If we jump forward to the New Testament, the apostle Paul went to great pains to make sure his conscience was clear.
14 But this I confess to you, that according to the Way, which they call a sect, I worship the God of our fathers, believing everything laid down by the Law and written in the Prophets, 15 having a hope in God, which these men themselves accept, that there will be a resurrection of both the just and the unjust. 16 So I always take pains to have a clear conscience toward both God and man. (Acts 24:14–16)
Like David, at times he examined his conscience and believed he had behaved appropriately.
23 And looking intently at the council, Paul said, “Brothers, I have lived my life before God in all good conscience up to this day.” (Acts 23.1)
At times, Paul like David searched his own conscience and felt he was in good standing before the LORD. He did this in light of knowing he was going to be judged.
6 So we are always of good courage. We know that while we are at home in the body we are away from the Lord, 7 for we walk by faith, not by sight. 8 Yes, we are of good courage, and we would rather be away from the body and at home with the Lord. 9 So whether we are at home or away, we make it our aim to please him. 10 For we must all appear before the judgment seat of Christ, so that each one may receive what is due for what he has done in the body, whether good or evil. (2 Cor 5:6–10)
Like David, Paul knew he was going to be judged by the LORD (vindicated) and he was of good courage at this point in his life.
Story of Jesus
There is a danger however in putting trust in ourselves and neglecting the LORD altogether. In the gospel, Jesus addresses this problem.

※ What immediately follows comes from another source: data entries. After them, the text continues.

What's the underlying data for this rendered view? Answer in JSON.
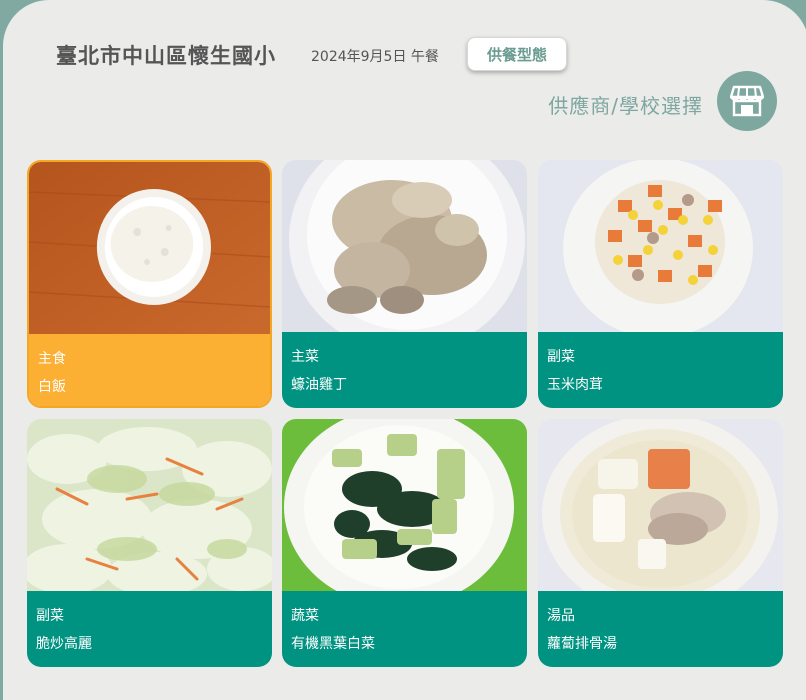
{
  "header": {
    "school_name": "臺北市中山區懷生國小",
    "date_meal": "2024年9月5日 午餐",
    "meal_type_button": "供餐型態",
    "supplier_label": "供應商/學校選擇"
  },
  "icons": {
    "store": "store-icon"
  },
  "colors": {
    "teal": "#009382",
    "orange": "#fbb033",
    "accent_gray_green": "#7ea89f"
  },
  "dishes": [
    {
      "category": "主食",
      "name": "白飯"
    },
    {
      "category": "主菜",
      "name": "蠔油雞丁"
    },
    {
      "category": "副菜",
      "name": "玉米肉茸"
    },
    {
      "category": "副菜",
      "name": "脆炒高麗"
    },
    {
      "category": "蔬菜",
      "name": "有機黑葉白菜"
    },
    {
      "category": "湯品",
      "name": "蘿蔔排骨湯"
    }
  ]
}
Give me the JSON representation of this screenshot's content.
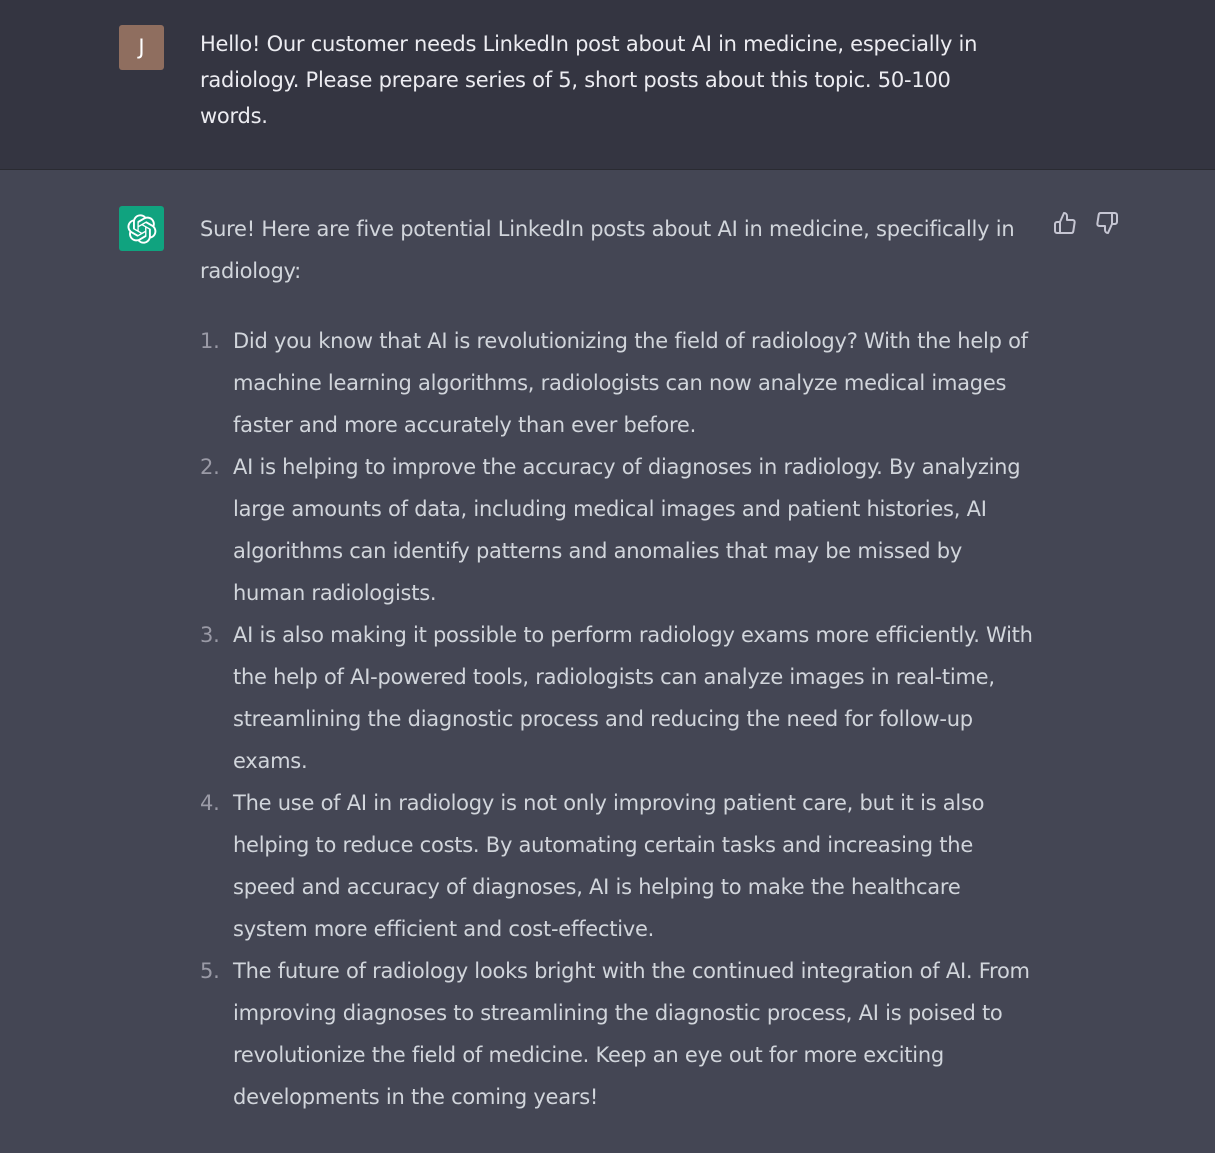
{
  "user_message": {
    "avatar_initial": "J",
    "text": "Hello! Our customer needs LinkedIn post about AI in medicine, especially in radiology. Please prepare series of 5, short posts about this topic. 50-100 words."
  },
  "assistant_message": {
    "intro": "Sure! Here are five potential LinkedIn posts about AI in medicine, specifically in radiology:",
    "items": [
      {
        "num": "1.",
        "text": "Did you know that AI is revolutionizing the field of radiology? With the help of machine learning algorithms, radiologists can now analyze medical images faster and more accurately than ever before."
      },
      {
        "num": "2.",
        "text": "AI is helping to improve the accuracy of diagnoses in radiology. By analyzing large amounts of data, including medical images and patient histories, AI algorithms can identify patterns and anomalies that may be missed by human radiologists."
      },
      {
        "num": "3.",
        "text": "AI is also making it possible to perform radiology exams more efficiently. With the help of AI-powered tools, radiologists can analyze images in real-time, streamlining the diagnostic process and reducing the need for follow-up exams."
      },
      {
        "num": "4.",
        "text": "The use of AI in radiology is not only improving patient care, but it is also helping to reduce costs. By automating certain tasks and increasing the speed and accuracy of diagnoses, AI is helping to make the healthcare system more efficient and cost-effective."
      },
      {
        "num": "5.",
        "text": "The future of radiology looks bright with the continued integration of AI. From improving diagnoses to streamlining the diagnostic process, AI is poised to revolutionize the field of medicine. Keep an eye out for more exciting developments in the coming years!"
      }
    ]
  },
  "icons": {
    "user_avatar": "user-avatar",
    "assistant_avatar": "openai-logo-icon",
    "thumbs_up": "thumbs-up-icon",
    "thumbs_down": "thumbs-down-icon"
  },
  "colors": {
    "user_bg": "#343541",
    "assistant_bg": "#444654",
    "user_avatar_bg": "#8f6e5f",
    "assistant_avatar_bg": "#10a37f"
  }
}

9 He also told this parable to some who trusted in themselves that they were righteous, and treated others with contempt:
10 “Two men went up into the temple to pray, one a Pharisee and the other a tax collector. 11 The Pharisee, standing by himself, prayed thus: ‘God, I thank you that I am not like other men, extortioners, unjust, adulterers, or even like this tax collector. 12 I fast twice a week; I give tithes of all that I get.’
13 But the tax collector, standing far off, would not even lift up his eyes to heaven, but beat his breast, saying, ‘God, be merciful to me, a sinner!’
14 I tell you, this man went down to his house justified, rather than the other. For everyone who exalts himself will be humbled, but the one who humbles himself will be exalted.” (Lk 18:9–14)
I’ve already blogged on this passage here.
What are the core differences between David and the Pharisee? David commends himself to the LORD as does the Pharisee? David distances himself from the wicked as does the Pharisee?
The core difference between David and the Pharisee is: David expressed dependence in the LORD to vindicate him. He glorified God by recognising He is the judge, not himself. In this way David humbled himself before God.
The LORD’s steadfast love and faithfulness are before his eyes (Ps 26.3). He is thankful for the LORD’s wondrous deeds (Ps 26.7). He acknowledges the LORD’s glory and longs to be there (Ps 26.8). He seeks the LORD’s grace (Ps 26.11).
His unwavering trust and dependence on the LORD has made a difference in other areas of his life. Foremost of these is his walk in integrity, his sincere ritual worship (‘washing hands’), his peace about being judged (‘vindicate me’) and his desire to avoid sin (‘I do not sit with the wicked’).
The Psalm is not about a sinner finding mercy. The Psalm describes what marks out the people of God. This is what the righteous look like. They walk in integrity, they have unwavering trust and dependence on God.